If you meal prep, this salad is especially satisfying. There’s something oddly calming about opening your fridge midweek
and seeing a big container of this ready to go. While everyone else is panic-ordering takeout, you’re scooping
out a bowl of chewy grains, creamy beans, and bright veggies, squeezing a little extra lemon over the top like the competent adult you are.
Your future self will genuinely thank your past self for making a batch on Sunday night.
Over time, most people end up personalizing this recipe without even realizing it. Maybe you always add toasted almonds
because you like the crunch, or you’ve discovered that a spoonful of basil pesto whisked into the dressing makes it taste
like something from your favorite café. Perhaps you’ve decided that a handful of chopped sun-dried tomatoes is non-negotiable.

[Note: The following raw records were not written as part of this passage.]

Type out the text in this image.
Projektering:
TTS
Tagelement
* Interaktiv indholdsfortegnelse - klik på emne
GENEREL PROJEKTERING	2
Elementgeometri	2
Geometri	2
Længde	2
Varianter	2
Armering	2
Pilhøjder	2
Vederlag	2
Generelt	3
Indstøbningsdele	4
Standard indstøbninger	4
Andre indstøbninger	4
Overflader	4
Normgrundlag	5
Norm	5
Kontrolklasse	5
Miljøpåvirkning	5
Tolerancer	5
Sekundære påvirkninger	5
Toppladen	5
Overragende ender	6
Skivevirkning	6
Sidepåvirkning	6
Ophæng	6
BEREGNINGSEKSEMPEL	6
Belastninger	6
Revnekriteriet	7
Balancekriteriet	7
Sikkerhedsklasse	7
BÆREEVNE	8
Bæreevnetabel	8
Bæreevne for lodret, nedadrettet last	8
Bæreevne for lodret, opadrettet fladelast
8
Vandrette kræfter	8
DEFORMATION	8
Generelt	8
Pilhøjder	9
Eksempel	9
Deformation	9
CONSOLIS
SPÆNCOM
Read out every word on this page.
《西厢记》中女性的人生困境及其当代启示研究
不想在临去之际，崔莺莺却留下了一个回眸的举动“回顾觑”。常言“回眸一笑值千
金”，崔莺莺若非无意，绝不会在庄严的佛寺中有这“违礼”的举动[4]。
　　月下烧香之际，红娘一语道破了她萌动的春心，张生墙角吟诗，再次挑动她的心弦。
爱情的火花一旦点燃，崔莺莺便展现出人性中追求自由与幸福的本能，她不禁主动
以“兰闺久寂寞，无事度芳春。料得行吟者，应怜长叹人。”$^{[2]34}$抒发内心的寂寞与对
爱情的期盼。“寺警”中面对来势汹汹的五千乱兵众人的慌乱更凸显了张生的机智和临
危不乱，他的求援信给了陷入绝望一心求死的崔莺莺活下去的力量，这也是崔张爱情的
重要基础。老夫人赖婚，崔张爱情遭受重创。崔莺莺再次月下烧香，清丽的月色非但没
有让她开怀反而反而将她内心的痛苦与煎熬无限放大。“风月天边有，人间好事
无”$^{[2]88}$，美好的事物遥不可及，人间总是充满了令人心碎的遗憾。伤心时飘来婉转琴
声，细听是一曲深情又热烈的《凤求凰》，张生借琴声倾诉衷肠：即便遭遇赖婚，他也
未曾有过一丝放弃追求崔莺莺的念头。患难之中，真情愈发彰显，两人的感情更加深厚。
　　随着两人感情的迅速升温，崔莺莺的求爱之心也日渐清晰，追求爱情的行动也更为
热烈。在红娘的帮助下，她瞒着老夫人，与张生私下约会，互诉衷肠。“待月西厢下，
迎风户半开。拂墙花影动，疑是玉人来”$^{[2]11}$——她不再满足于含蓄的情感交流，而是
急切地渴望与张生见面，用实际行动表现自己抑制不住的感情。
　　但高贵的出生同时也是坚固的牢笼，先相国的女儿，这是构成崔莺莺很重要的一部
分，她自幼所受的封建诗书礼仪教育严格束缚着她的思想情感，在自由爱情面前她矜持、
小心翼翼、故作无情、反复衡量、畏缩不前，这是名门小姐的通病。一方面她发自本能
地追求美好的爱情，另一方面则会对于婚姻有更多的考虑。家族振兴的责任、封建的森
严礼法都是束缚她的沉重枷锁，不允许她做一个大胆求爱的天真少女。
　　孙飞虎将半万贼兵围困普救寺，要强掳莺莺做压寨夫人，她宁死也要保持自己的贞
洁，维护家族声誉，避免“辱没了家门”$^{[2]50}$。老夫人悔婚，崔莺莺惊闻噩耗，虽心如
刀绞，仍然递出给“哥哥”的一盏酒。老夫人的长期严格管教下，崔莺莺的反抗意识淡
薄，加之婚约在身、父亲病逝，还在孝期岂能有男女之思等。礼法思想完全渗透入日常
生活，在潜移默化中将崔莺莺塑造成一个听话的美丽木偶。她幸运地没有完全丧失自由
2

That’s the beauty of a solid base recipe like this: it becomes a framework for your own kitchen style.
And then there are the small, cozy moments this salad sneaks into. Eating a bowl at your desk while answering emails.
Serving it on the side of grilled chicken on a warm evening. Bringing it in a big bowl to a friend who just had a baby,
because they deserve more than another pasta bake. It’s humble food, made from pantry staples and simple produce,
but it shows up in meaningful ways: nourishing, colorful, and just special enough to feel like you put in real effort
even when you didn’t.
So the next time you’re wondering what to do with that bag of farro and can of beans, remember this recipe.
It’s not just a white bean and farro salad. It’s an easy, flexible, reliably delicious dish
that fits into real lifemessy schedules, imperfect ingredients, and all.